January 25,2008

GAO Finds Cracks In Offshore Tax Enforcement

Baucus, Grassley call on IRS to act quickly on recommendations to improve Qualified Intermediary Program

Washington, DC – Senate Finance Committee Chairman Max Baucus (D-Mont.) and Ranking Member Chuck Grassley (R-Iowa) today called for stronger overseas tax enforcement by the IRS. A Government Accountability Office (GAO) report requested by the Finance leaders found holes in the Qualified Intermediary (QI) program, which was set up in 2000 to address concerns relating to tax evasion via foreign accounts. GAO found that the program, which monitors funds flowing through approved foreign banks and other financial intermediaries, is working in some respects. But the IRS does not know enough about many program participants, and the agency needs to audit more aggressively to ensure compliance.
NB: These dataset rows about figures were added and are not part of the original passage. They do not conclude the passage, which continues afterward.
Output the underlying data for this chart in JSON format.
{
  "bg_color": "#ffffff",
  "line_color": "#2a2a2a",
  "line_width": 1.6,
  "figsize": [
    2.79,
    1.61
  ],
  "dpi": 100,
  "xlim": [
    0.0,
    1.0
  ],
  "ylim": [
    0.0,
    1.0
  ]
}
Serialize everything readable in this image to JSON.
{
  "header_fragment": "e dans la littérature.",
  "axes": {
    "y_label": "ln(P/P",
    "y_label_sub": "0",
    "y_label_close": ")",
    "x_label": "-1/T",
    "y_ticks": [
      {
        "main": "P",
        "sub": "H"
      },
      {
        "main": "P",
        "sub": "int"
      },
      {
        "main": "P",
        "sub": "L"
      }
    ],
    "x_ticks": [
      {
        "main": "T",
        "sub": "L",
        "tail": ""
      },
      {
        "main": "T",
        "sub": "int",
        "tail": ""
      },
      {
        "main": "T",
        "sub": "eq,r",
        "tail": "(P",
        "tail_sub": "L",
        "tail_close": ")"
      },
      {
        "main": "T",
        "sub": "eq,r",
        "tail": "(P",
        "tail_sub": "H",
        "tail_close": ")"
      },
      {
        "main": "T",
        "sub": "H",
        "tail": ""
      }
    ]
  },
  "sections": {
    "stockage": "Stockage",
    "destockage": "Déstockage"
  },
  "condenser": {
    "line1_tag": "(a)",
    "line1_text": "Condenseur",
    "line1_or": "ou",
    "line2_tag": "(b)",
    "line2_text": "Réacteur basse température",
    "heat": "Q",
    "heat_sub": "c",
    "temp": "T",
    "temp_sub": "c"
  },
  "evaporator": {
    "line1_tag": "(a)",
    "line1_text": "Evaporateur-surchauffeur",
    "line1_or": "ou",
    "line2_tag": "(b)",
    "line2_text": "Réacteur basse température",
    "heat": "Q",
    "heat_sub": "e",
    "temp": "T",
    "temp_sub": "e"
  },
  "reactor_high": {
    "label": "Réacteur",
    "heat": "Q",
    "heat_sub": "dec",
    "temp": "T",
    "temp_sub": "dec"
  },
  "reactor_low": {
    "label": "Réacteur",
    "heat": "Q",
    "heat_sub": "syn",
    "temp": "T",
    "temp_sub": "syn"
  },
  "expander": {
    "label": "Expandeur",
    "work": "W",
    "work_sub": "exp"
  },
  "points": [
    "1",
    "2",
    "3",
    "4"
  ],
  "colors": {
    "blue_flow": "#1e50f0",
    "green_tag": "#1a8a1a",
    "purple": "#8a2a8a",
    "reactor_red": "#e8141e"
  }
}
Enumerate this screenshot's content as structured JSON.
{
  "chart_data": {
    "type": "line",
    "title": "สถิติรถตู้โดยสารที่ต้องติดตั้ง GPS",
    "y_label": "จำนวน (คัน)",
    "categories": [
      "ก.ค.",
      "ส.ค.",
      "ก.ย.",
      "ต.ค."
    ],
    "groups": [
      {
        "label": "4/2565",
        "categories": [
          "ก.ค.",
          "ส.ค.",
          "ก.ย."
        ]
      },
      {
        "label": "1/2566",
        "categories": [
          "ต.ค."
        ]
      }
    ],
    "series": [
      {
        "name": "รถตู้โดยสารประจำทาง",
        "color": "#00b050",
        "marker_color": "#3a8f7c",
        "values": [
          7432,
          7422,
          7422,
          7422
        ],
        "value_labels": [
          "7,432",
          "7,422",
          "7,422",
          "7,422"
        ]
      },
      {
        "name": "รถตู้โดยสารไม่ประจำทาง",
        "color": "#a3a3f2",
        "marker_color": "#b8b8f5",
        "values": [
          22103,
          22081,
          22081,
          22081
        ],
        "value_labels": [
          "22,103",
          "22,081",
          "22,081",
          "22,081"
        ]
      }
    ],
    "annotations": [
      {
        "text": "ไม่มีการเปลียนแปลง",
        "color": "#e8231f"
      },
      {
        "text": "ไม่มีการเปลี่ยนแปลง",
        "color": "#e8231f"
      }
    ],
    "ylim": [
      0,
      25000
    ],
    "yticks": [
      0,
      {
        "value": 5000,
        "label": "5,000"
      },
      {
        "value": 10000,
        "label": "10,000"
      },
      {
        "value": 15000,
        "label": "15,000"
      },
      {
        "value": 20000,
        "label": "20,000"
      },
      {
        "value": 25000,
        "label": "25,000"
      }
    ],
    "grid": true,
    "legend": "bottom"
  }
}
“The GAO has pointed to numerous holes in our offshore tax evasion program, and the IRS must do a better job tracking these billions of taxable dollars. With new reports that the federal deficit will surpass $300 billion this year, we need to look again at taxes that are legally owed, but going uncollected,” Baucus said. “Honest Americans who work hard and pay the taxes they owe shouldn’t get left holding the bill for scofflaws who don’t. I will work to see that the IRS aggressively addresses the recommendations in this report.”

“Our tax rules and treaty network depend on voluntary compliance and effective enforcement. Voluntary compliance improves when the IRS has and makes effective use of information,” Grassley said. “According to the report, the IRS could do a better job of measuring potential non-compliance. That would lead to better enforcement and help policymakers determine if changes to reporting requirements are necessary. I’ll be following the IRS’ progress in implementing the GAO’s good recommendations. I’ll also continue looking for legislative measures to effectively address offshore tax compliance and enforcement.”

The GAO found that U.S. withholding agents are not required to verify the foreign status of self-certified taxpayers in the QI program. Additionally, QI auditors are not required to follow up on indications of fraud or illegal acts, and owners of offshore corporations can shield their identity from IRS scrutiny; the GAO identified $19 billion flowing to countries that could not be identified, and $7 billion flowing to individuals that could not be identified. Foreign corporations received $200 billion of the $300 billion examined by GAO.

The GAO identified the following recommendations for the IRS:

  • Enhance external reviews of Qualified Intermediaries
  • Require electronic filing of forms in QI contracts whenever possible
  • Measure U.S. withholding agents’ reliance on self-certified documentation and use that data in its compliance efforts
  • Determine why certain jurisdictions and recipients receiving US dollars cannot be identified.